1st Edition
Crusades and Memory Rethinking Past and Present
Crusading was a religious movement involving papal authorization, the incentive of remission of sins, pious motivation on behalf of the individual, and the justification of holy war. Much recent historiography in this area has focused on resolving the questions of what a crusade was, and why people went on them. But crusading became a cultural and social phenomenon that changed across time and geographical space. In turn, crusading was shaped by the ways specific crusades and their participants were remembered in specific historical contexts. Moreover, crusade memory had profound effects on the cultivation of family lineage, kinship ties, national and regional identity, and religious orthodoxy. Integrating memory into crusades scholarship thus offers new ways of exploring the aftermath of war, the construction of cultural and social memory, the role of women and families in this process, and the crusading movement itself.
This book explores memory as a methodological means of understanding the crusades. It engages with theories of communicative memory, social and cultural memory, war commemoration, and historical processes of remembering. Contributions explore the variety of cultural forms used in cultivating crusade memory. Material, visual, liturgical and textual objects are all reflective of crusade culture and the process of crafting its memory, and the analysis of such sources is of particular interest. This publication furthers new trends in crusade scholarship which understand the crusades as a broad religious movement that called upon and developed within a wider cultural framework than previously acknowledged.
This book was originally published as a special issue of the Journal of Medieval History.
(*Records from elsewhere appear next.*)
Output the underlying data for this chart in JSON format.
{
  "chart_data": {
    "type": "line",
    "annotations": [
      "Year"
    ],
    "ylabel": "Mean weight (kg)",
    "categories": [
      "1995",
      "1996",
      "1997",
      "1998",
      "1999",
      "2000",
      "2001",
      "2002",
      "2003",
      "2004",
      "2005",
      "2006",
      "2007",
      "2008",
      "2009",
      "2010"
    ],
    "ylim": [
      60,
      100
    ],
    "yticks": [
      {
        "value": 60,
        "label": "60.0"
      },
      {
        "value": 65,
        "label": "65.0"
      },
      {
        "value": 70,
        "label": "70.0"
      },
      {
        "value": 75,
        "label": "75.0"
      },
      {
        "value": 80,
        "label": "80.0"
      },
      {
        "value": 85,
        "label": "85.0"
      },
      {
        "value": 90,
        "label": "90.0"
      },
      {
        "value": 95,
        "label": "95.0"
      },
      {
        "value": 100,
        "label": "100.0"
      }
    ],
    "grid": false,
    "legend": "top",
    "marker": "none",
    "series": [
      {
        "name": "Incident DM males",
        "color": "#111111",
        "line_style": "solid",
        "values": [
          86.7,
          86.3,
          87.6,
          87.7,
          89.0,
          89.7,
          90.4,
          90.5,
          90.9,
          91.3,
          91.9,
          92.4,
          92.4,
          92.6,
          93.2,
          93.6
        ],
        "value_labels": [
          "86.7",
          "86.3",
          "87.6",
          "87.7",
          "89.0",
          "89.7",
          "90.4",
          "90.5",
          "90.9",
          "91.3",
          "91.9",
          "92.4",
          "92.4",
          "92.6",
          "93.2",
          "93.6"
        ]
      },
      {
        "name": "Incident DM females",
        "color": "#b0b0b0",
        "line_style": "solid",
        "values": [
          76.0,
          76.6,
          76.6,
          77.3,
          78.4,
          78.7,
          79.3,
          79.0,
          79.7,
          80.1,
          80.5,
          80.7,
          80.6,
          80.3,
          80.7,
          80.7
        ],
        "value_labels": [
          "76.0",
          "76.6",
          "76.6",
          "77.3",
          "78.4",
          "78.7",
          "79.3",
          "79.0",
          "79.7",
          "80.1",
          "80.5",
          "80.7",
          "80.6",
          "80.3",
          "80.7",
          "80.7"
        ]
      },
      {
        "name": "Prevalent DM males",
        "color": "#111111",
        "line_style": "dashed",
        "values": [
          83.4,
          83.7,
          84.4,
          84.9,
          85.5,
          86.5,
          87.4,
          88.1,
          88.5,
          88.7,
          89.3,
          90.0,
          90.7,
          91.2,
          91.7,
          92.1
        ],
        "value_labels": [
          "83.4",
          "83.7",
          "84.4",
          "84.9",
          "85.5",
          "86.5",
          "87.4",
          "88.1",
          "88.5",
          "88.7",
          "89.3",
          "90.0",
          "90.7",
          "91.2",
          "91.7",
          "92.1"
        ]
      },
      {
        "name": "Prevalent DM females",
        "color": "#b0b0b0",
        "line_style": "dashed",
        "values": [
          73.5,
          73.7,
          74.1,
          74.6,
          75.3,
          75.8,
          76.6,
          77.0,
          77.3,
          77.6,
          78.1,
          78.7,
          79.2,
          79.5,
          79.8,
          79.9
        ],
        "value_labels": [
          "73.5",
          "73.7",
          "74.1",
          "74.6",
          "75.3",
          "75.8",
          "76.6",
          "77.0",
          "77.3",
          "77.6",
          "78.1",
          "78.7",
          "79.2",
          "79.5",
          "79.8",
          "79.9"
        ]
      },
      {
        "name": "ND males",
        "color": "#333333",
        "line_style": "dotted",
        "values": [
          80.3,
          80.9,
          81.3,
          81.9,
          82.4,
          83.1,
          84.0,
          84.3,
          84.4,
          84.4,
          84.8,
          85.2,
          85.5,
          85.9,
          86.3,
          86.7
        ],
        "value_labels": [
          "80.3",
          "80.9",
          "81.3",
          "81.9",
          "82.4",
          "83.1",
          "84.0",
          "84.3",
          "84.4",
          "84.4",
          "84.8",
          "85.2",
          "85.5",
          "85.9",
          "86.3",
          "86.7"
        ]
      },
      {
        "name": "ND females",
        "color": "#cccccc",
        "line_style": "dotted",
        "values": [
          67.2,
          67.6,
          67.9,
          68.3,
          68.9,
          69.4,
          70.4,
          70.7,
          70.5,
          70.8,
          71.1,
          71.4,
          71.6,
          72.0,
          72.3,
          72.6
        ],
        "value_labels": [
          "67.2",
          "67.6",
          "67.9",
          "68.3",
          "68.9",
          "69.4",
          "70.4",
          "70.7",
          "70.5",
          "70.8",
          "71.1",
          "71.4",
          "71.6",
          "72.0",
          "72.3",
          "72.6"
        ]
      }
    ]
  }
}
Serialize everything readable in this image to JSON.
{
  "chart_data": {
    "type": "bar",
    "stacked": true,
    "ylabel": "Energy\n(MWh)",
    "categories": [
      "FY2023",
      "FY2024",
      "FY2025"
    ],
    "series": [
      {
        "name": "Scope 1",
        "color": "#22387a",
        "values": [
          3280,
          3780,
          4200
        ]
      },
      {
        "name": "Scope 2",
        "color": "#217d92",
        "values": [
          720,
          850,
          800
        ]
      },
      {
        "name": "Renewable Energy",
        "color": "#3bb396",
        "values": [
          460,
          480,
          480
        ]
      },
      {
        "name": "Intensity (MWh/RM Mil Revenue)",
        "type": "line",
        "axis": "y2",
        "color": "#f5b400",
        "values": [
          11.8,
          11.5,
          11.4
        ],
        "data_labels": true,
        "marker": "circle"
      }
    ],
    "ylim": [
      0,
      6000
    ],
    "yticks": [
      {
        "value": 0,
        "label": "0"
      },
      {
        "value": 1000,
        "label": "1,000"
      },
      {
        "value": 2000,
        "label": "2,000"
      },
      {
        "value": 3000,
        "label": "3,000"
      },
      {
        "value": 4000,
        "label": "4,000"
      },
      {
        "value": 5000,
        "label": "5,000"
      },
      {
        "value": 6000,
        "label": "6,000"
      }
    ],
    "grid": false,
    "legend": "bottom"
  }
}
1. Memory and interpretation: new approaches to the study of the crusades
Megan Cassidy-Welch and Anne E. Lester
2. The echoes of victory: liturgical and para-liturgical commemorations of the capture of Jerusalem in the West
M. Cecilia Gaposchkin
3. True Romans: remembering the crusades among Eastern Christians
Christopher MacEvitt
4. Constructing memory: holy war in the Chronicle of the Poles by Bishop Vincentius of Cracow
Darius von Güttner-Sporzyński
5. In search of the Marshal's lost crusade: the persistence of memory, the problems of history and the painful birth of crusading romance
Nicholas L. Paul
6. What remains: women, relics and remembrance in the aftermath of the Fourth Crusade
Anne E Lester
7. Memories of the preaching for the Fifth Crusade in Caesarius of Heisterbach's Dialogus miraculorum
William J. Purkis
8. ‘O Damietta’: war memory and crusade in thirteenth-century Egypt
Megan Cassidy-Welch
9. Playing at crusading: cultural memory and its (re)creation in Jean Bodel's Jeu de St Nicolas
Sarah Lambert
Biography
Megan Cassidy-Welch holds an Australian Research Council Future Fellowship in the History Department at Monash University, Melbourne, Australia. Her work particularly concerns space and memory in thirteenth-century cultural, social and religious history.
Anne E. Lester is an Associate Professor in the History Department at the University of Colorado, Boulder, USA. Her work focuses on religious and social history during the high Middle Ages with a particular emphasis on gender, materiality and devotion.